La rencontre avec le bébé en chair et en os peut être perturbante, parfois décevante. On n’a pas le temps de se remettre de ses émotions de l’accouchement, peut-être même de la grossesse qui en est lourdement chargée, il faut tasser tout ça de côté, pour plus tard même si ce plus tard ne viendra peut-être jamais, pour vite tout donner à cet être immature. D’où l’importance d’offrir à la jeune maman des temps de parole et d’écoute, sans jugement, pour qu’elle puisse revenir sur son expérience à elle, en tant que femme, en tant que mère, autant qu’elle en aura besoin. Entre les lignes de la durée du travail et du degré de déchirure se cachent tout un paquet de ressentis, de pensées, qui seront heureux de sortir à l’air libre si on leur ouvre la porte. Les sages-femmes sont merveilleuses pour ça, parfaits témoins et parfois actrices de l’événement, elles sont encore là au fil des jours pour revenir autant que nécessaire sur ce qui se sera joué. Le suivi médical dans sa discontinuité de personnes est bien insuffisant.

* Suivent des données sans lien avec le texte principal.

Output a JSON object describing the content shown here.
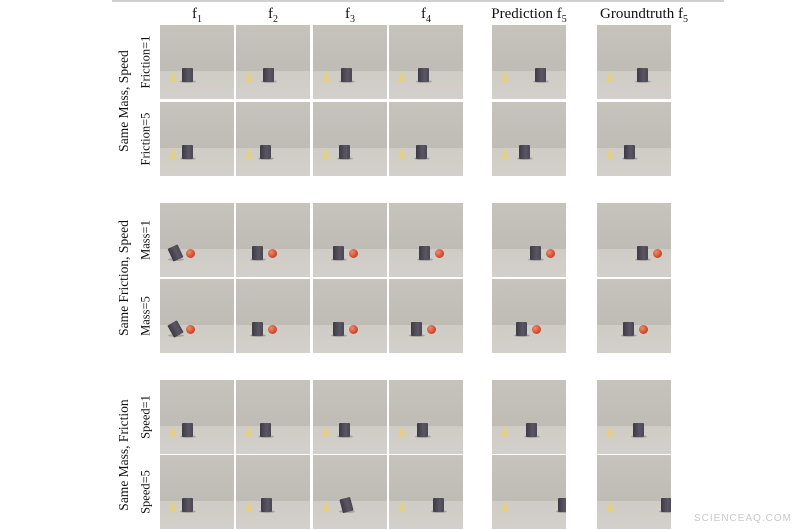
{
  "columns": [
    {
      "base": "f",
      "sub": "1"
    },
    {
      "base": "f",
      "sub": "2"
    },
    {
      "base": "f",
      "sub": "3"
    },
    {
      "base": "f",
      "sub": "4"
    },
    {
      "base": "Prediction f",
      "sub": "5"
    },
    {
      "base": "Groundtruth f",
      "sub": "5"
    }
  ],
  "groups": [
    {
      "label": "Same Mass, Speed",
      "rows": [
        {
          "label": "Friction=1"
        },
        {
          "label": "Friction=5"
        }
      ]
    },
    {
      "label": "Same Friction, Speed",
      "rows": [
        {
          "label": "Mass=1"
        },
        {
          "label": "Mass=5"
        }
      ]
    },
    {
      "label": "Same Mass, Friction",
      "rows": [
        {
          "label": "Speed=1"
        },
        {
          "label": "Speed=5"
        }
      ]
    }
  ],
  "objects": {
    "cone": "yellow cone",
    "cube": "dark gray cube",
    "ball": "red sphere"
  },
  "colors": {
    "background_wall": "#c6c3bd",
    "floor": "#d3d0cb",
    "cone": "#e2cf89",
    "cube": "#4a4652",
    "ball": "#c8432a"
  },
  "watermark": "SCIENCEAQ.COM"
}
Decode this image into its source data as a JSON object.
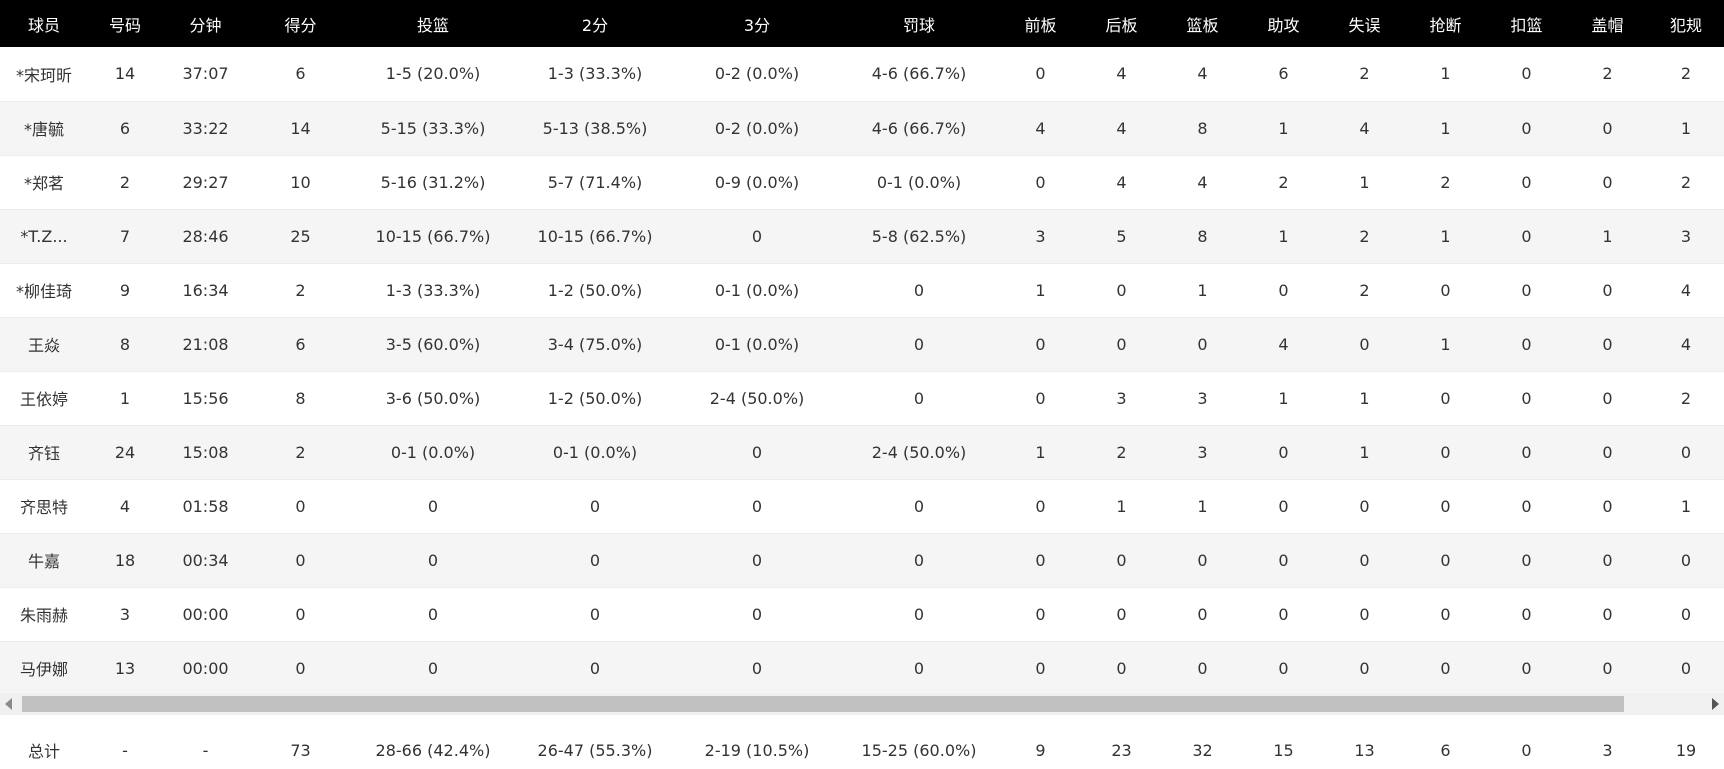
{
  "headers": [
    "球员",
    "号码",
    "分钟",
    "得分",
    "投篮",
    "2分",
    "3分",
    "罚球",
    "前板",
    "后板",
    "篮板",
    "助攻",
    "失误",
    "抢断",
    "扣篮",
    "盖帽",
    "犯规"
  ],
  "players": [
    [
      "*宋珂昕",
      "14",
      "37:07",
      "6",
      "1-5 (20.0%)",
      "1-3 (33.3%)",
      "0-2 (0.0%)",
      "4-6 (66.7%)",
      "0",
      "4",
      "4",
      "6",
      "2",
      "1",
      "0",
      "2",
      "2"
    ],
    [
      "*唐毓",
      "6",
      "33:22",
      "14",
      "5-15 (33.3%)",
      "5-13 (38.5%)",
      "0-2 (0.0%)",
      "4-6 (66.7%)",
      "4",
      "4",
      "8",
      "1",
      "4",
      "1",
      "0",
      "0",
      "1"
    ],
    [
      "*郑茗",
      "2",
      "29:27",
      "10",
      "5-16 (31.2%)",
      "5-7 (71.4%)",
      "0-9 (0.0%)",
      "0-1 (0.0%)",
      "0",
      "4",
      "4",
      "2",
      "1",
      "2",
      "0",
      "0",
      "2"
    ],
    [
      "*T.Z...",
      "7",
      "28:46",
      "25",
      "10-15 (66.7%)",
      "10-15 (66.7%)",
      "0",
      "5-8 (62.5%)",
      "3",
      "5",
      "8",
      "1",
      "2",
      "1",
      "0",
      "1",
      "3"
    ],
    [
      "*柳佳琦",
      "9",
      "16:34",
      "2",
      "1-3 (33.3%)",
      "1-2 (50.0%)",
      "0-1 (0.0%)",
      "0",
      "1",
      "0",
      "1",
      "0",
      "2",
      "0",
      "0",
      "0",
      "4"
    ],
    [
      "王焱",
      "8",
      "21:08",
      "6",
      "3-5 (60.0%)",
      "3-4 (75.0%)",
      "0-1 (0.0%)",
      "0",
      "0",
      "0",
      "0",
      "4",
      "0",
      "1",
      "0",
      "0",
      "4"
    ],
    [
      "王依婷",
      "1",
      "15:56",
      "8",
      "3-6 (50.0%)",
      "1-2 (50.0%)",
      "2-4 (50.0%)",
      "0",
      "0",
      "3",
      "3",
      "1",
      "1",
      "0",
      "0",
      "0",
      "2"
    ],
    [
      "齐钰",
      "24",
      "15:08",
      "2",
      "0-1 (0.0%)",
      "0-1 (0.0%)",
      "0",
      "2-4 (50.0%)",
      "1",
      "2",
      "3",
      "0",
      "1",
      "0",
      "0",
      "0",
      "0"
    ],
    [
      "齐思特",
      "4",
      "01:58",
      "0",
      "0",
      "0",
      "0",
      "0",
      "0",
      "1",
      "1",
      "0",
      "0",
      "0",
      "0",
      "0",
      "1"
    ],
    [
      "牛嘉",
      "18",
      "00:34",
      "0",
      "0",
      "0",
      "0",
      "0",
      "0",
      "0",
      "0",
      "0",
      "0",
      "0",
      "0",
      "0",
      "0"
    ],
    [
      "朱雨赫",
      "3",
      "00:00",
      "0",
      "0",
      "0",
      "0",
      "0",
      "0",
      "0",
      "0",
      "0",
      "0",
      "0",
      "0",
      "0",
      "0"
    ],
    [
      "马伊娜",
      "13",
      "00:00",
      "0",
      "0",
      "0",
      "0",
      "0",
      "0",
      "0",
      "0",
      "0",
      "0",
      "0",
      "0",
      "0",
      "0"
    ]
  ],
  "totals": [
    "总计",
    "-",
    "-",
    "73",
    "28-66 (42.4%)",
    "26-47 (55.3%)",
    "2-19 (10.5%)",
    "15-25 (60.0%)",
    "9",
    "23",
    "32",
    "15",
    "13",
    "6",
    "0",
    "3",
    "19"
  ],
  "colors": {
    "header_bg": "#000000",
    "header_text": "#ffffff",
    "row_alt": "#f5f5f5",
    "totals_bg": "#e9e9e9",
    "scroll_thumb": "#c1c1c1"
  },
  "icons": {
    "scroll_left": "scroll-left-arrow-icon",
    "scroll_right": "scroll-right-arrow-icon"
  }
}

Votre amie a accouché récemment? Allez la voir avec un (ou des) petit(s) plat(s), quitte à le(s) déposer sur la galerie sans rentrer si ce n’est pas opportun. Ne restez pas longtemps. Félicitez-la sur sa bonne mine et son corps avec lequel elle a peut-être du mal à copiner. On a besoin d’être regardée comme femme, d’être rassurée parfois, complimentée toujours. Extasiez-vous bien sûr sur le nécessairement splendide enfançon. Mais surtout, écoutez-la. Un simple « alors? » peut suffire à ouvrir les vannes. Bonus : si elle a déjà des enfants, proposez-lui un coup de main la fin de semaine; et profitez de votre passage pour plier l’une des 682651 corbeilles de linge propre. Si vous êtes intime, offrez-lui de refaire son lit, elle va adorer se retrouver dans des draps propres, partez une brassée, donnez un coup dans la cuisine. Elle va se sentir chouchoutée, entourée, aimée.

Passée la lune de miel des premiers jours, il se peut que le moral soit vacillant. C’est possible qu’on ne sente pas tout de suite débordant d’amour pour ce petit être fripé. Réaliser d’un coup l’immense responsabilité qui vient avec sa mise en monde peut être extrêmement angoissant. On peut avoir des idées noires, des pensées intrusives à se sentir investie du devoir de faire vivre ce bébé si vulnérable et complètement dépendant de notre bon vouloir. C’est correct, et ça passera, surtout avec le retour du sommeil (oui oui, il reviendra, croyez-moi). Si ça ne passe pas, que le moral est durablement en berne, appelez le CLSC.

Surtout, il faut se donner du temps. Pour mon premier, ça m’a pris presque deux ans pour accepter les deuils que la parentalité nous fait vivre, pour accepter de devoir donner même ce que nous n’avons pas reçu, et pour le faire avec grâce. Nous sommes choyés au Québec de pouvoir bénéficier d’un congé parental si long. En France, les mamans reprennent le travail avant les trois mois du bébé…alors que le corps et le cœur sont encore si fortement imprégnés de cette arrivée. Je leur tire mon chapeau, et ma langue aux décideurs qui ne comprennent rien aux besoins des enfants, des femmes, des couples, et de la société tout entière, car la manière dont nous accompagnons la mise au monde puis la croissance des familles reflète l’importance que nous accordons à l’humain.